EngelsBody robust, long, cylindrical, cross-section almost circular with flattened to slightly concave dorsal surface. Head large, flat, naked on top. Right branchiostegal membrane usually overlaps left. Snout short, broad spatulate, dorsal surface between raised orbits and tip of snout slightly concave. Mouth large, horizontal, lower jaw extending slightly beyond upper, maxillary usually not reaching beyond middle of pupil or to suborbital bar. Teeth moderately large, those in front of upper jaw and several along each side of ramus a little enlarged; cheek and opercle fully scaled. Gill rakers are reduced to patches of sharp denticles. Cardioid scales between pelvic fins 0-5, intergrades 0-26; notched scales in a line between dorsal and anal fin origins 0-8, intergrades 1-22.

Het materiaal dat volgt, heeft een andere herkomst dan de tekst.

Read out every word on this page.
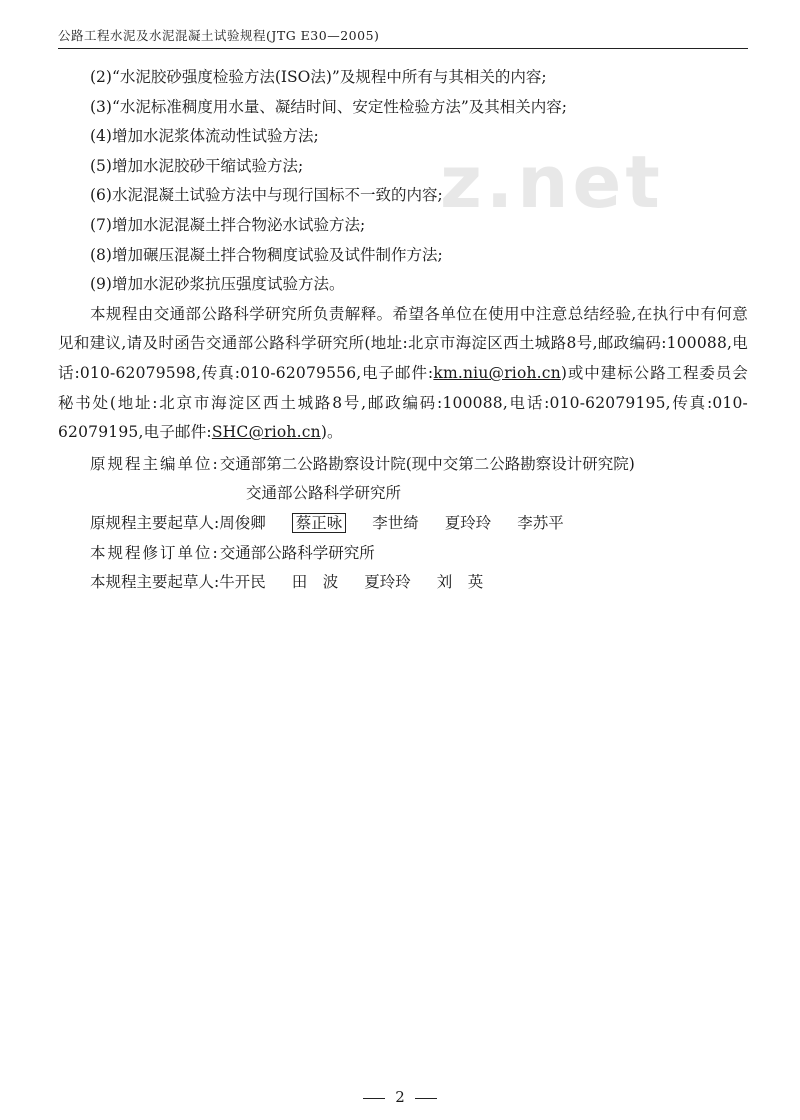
公路工程水泥及水泥混凝土试验规程(JTG E30—2005)
z.net
(2)“水泥胶砂强度检验方法(ISO法)”及规程中所有与其相关的内容;
(3)“水泥标准稠度用水量、凝结时间、安定性检验方法”及其相关内容;
(4)增加水泥浆体流动性试验方法;
(5)增加水泥胶砂干缩试验方法;
(6)水泥混凝土试验方法中与现行国标不一致的内容;
(7)增加水泥混凝土拌合物泌水试验方法;
(8)增加碾压混凝土拌合物稠度试验及试件制作方法;
(9)增加水泥砂浆抗压强度试验方法。
本规程由交通部公路科学研究所负责解释。希望各单位在使用中注意总结经验,在执行中有何意见和建议,请及时函告交通部公路科学研究所(地址:北京市海淀区西土城路8号,邮政编码:100088,电话:010-62079598,传真:010-62079556,电子邮件:km.niu@rioh.cn)或中建标公路工程委员会秘书处(地址:北京市海淀区西土城路8号,邮政编码:100088,电话:010-62079195,传真:010-62079195,电子邮件:SHC@rioh.cn)。
原规程主编单位:交通部第二公路勘察设计院(现中交第二公路勘察设计研究院)
交通部公路科学研究所
原规程主要起草人:周俊卿 蔡正咏 李世绮 夏玲玲 李苏平
本规程修订单位:交通部公路科学研究所
本规程主要起草人:牛开民 田　波 夏玲玲 刘　英
2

Pigmentation: Olivaceous to black above; belly pale amber to white, sometimes mottled wit dark; mid-dorsal band from nape to dorsal fin origin inconspicuous, rusty brown. Sides with 15-23 olive to black wavy vertical bars separated by paler extensions of what had been lateral band in young, pale area between adjacent bars wider than bars. Suborbital and preorbital black bars pronounced, suborbital straight and vertical, postorbital horizontal; lateral edges of jaws lightly pigmented. Pupil yellow to yellow green, iris gold. Dorsal fin darkly pigmented, leading edge of all fins black, remainder dusky to amber.
Vertaling weergeven
Vertaald uit het Engels door BING
Deze vertaling is louter indicatief: Op grond van de beperkte kwaliteit van de brontekst zijn morfologische omschrijvingen uitsluitend beschikbaar in het Engels in de BETA-versie van het systeem. In toekomstige uitgaven zal ook meertalige informatie beschikbaar komen.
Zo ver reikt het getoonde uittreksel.